In an instant, the president of Lufthansa ordered into the air his chief pilot for the 737 fleet. Thirty-three-year-old Dieter was to take a small group of emergency personnel and follow the hijacked plane wherever the guerrillas took it. In every setting possible he was to negotiate for the release of the plane, the pilots, and the hostages. Then, when all of this had been accomplished, he was to fly the hijacked 737 back to headquarters in Frankfurt.
Fortunately, there was no more bloodshed and the mission was successfully accomplished.
While attending fighter pilot training school in Texas, Dieter helped to build a meetinghouse for the local branch of the Mormon Church. Despite all the awards and promotions he received, he always felt that this was much more significant.

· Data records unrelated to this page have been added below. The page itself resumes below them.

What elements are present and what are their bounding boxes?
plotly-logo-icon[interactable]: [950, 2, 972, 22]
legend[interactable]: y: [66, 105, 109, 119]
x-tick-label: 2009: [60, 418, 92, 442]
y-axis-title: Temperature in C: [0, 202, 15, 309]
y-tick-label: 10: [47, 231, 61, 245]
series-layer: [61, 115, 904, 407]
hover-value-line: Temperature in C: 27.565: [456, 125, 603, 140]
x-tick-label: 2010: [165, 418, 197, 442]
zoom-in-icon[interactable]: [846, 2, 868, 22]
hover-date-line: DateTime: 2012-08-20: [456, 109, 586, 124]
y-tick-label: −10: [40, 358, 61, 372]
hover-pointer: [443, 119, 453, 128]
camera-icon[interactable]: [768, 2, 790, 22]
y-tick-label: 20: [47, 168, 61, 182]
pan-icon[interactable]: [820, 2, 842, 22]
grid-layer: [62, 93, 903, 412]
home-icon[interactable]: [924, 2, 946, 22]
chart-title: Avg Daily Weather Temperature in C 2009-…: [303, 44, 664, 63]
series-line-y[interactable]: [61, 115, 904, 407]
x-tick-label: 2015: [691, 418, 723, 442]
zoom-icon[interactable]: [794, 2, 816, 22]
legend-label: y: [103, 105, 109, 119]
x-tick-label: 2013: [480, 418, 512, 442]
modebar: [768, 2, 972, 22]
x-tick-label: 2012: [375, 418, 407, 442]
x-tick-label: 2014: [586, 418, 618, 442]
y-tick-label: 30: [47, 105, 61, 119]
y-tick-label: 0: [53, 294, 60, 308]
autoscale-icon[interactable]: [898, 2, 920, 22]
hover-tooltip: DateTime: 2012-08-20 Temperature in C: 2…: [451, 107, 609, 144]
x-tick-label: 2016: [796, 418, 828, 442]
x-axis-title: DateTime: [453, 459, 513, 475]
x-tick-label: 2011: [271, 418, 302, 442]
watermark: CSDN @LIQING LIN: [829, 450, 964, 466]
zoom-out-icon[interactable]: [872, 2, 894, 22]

Amidst the changes and responsibilities of his career, Dieter was called to be the president of the Frankfurt Germany Stake and then president of the Mannheim Germany Stake. And then in 1994, he was called to the Second Quorum of the Seventy.
Elder Larsen was an Area President for whom Elder Uchtdorf served as a counselor. Elder Larsen says, “Our area in those days covered most of Western and Central Europe, countries that had been affected by World War II. Everyone who knew Dieter loved him instantly, but in those first months he couldn’t have helped but wonder about traveling and presiding in countries where they did not know him and where there were still painful memories about the war. . . . Elder Uchtdorf so genuinely loves people and is so engagingly personable that wherever he went he was embraced literally and figuratively. The gospel works miracles in such situations, and the members of the Church to whom he went were as magnanimous and kind as Dieter was humble, inspiring, and devoted to them” (Elder Dieter F. Uchtdorf: On to New Horizons”, Ensign, 2005, p.10–15).
A particular situation occurred when the German government was cracking down on some lesser-known religions. Elder Anderson of the Seventy who served with Elder Uchtdorf recalls the situation, “An initial list of ‘sects’ included The Church of Jesus Christ of Latter-day Saints. To oppose this serious threat to the work, Church leaders needed the most resolute and reputable German representative they could find to go to Bonn. That was Elder Uchtdorf. . . . His bold, courageous presentation there was so persuasive and articulate and his reputation with Lufthansa so widespread and admired that the German officials giving him audience were somewhat stunned at what they had inadvertently done. They said in effect: ‘If you are a Latter-day Saint, we do not need any more evidence than that. Your church will certainly not be included on any such list of religions in the future.'”
In October 2004, Elder Uchtdorf was called to the Quorum of the Twelve Apostles. He is the first apostle in more than fifty years who was not born in the United States, and the first ever from Germany. He was called to serve as Second Counselor in the First Presidency on February 3, 2008.